There were no significant correlations between measured parameters and serum levels of FSH, LH, prolactin and TSH.
Regression analysis of all measured parameters as predictors of the no. of embryos available for transfer showed that only age, cycle day 3 AMH and cycle day 3 antral follicle count are the significant predictors, with the latter being the most significant predictor (adjusted R2 values were 0.276, 0.664, 0.842, respectively). None of the other parameters, including serum FSH, LH, prolactin and TSH measured at cycle day 3, was a significant predictor of no. of embryos ready for transfer.

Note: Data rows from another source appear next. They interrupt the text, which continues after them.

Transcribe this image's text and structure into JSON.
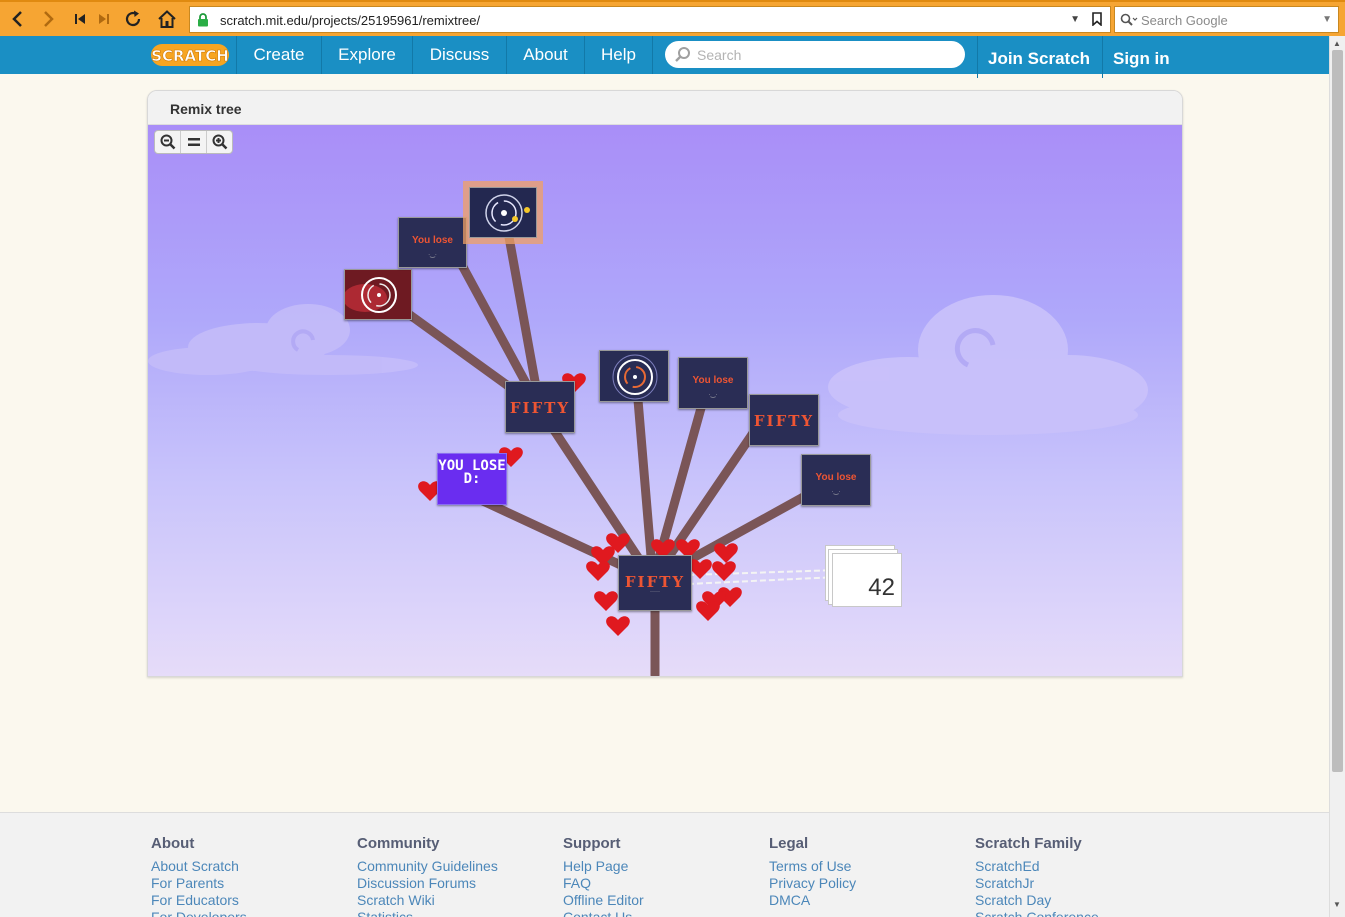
{
  "browser": {
    "url": "scratch.mit.edu/projects/25195961/remixtree/",
    "google_placeholder": "Search Google"
  },
  "nav": {
    "links": [
      "Create",
      "Explore",
      "Discuss",
      "About",
      "Help"
    ],
    "search_placeholder": "Search",
    "join": "Join Scratch",
    "signin": "Sign in"
  },
  "remix": {
    "title": "Remix tree",
    "thumbs": {
      "fifty": "FIFTY",
      "you_lose": "You lose",
      "you_lose_big": "YOU LOSE D:"
    },
    "more_count": "42"
  },
  "footer": {
    "columns": [
      {
        "title": "About",
        "links": [
          "About Scratch",
          "For Parents",
          "For Educators",
          "For Developers"
        ]
      },
      {
        "title": "Community",
        "links": [
          "Community Guidelines",
          "Discussion Forums",
          "Scratch Wiki",
          "Statistics"
        ]
      },
      {
        "title": "Support",
        "links": [
          "Help Page",
          "FAQ",
          "Offline Editor",
          "Contact Us"
        ]
      },
      {
        "title": "Legal",
        "links": [
          "Terms of Use",
          "Privacy Policy",
          "DMCA"
        ]
      },
      {
        "title": "Scratch Family",
        "links": [
          "ScratchEd",
          "ScratchJr",
          "Scratch Day",
          "Scratch Conference"
        ]
      }
    ]
  },
  "colors": {
    "browser_bar": "#f6a533",
    "scratch_blue": "#1a8fc4",
    "branch": "#7a5557",
    "heart": "#e0191f"
  }
}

ROC curves were constructed for detecting the best cutoff values for measured parameters as predictors of successful outcome (set as presence of ≥ 4 embryos available for transfer) [figure-9]. Serum levels of FSH, LH, prolactin and TSH measured cycle day 3 were poor predictors, and no cutoff values for these parameters with satisfactory sensitivity and specificity were found.
Concerning age, the best cutoff value was 35.5 years, above which there is high likelihood of unsuccessful outcome (sensitivity 87%, specificity 61%). The best cutoff value for cycle days 3 AMH was 2.85 ng/dl (sensitivity 82%, specificity of 89%). The best cutoff value for cycle day 3 antral follicle count was 8 (sensitivity 82%, specificity 100%).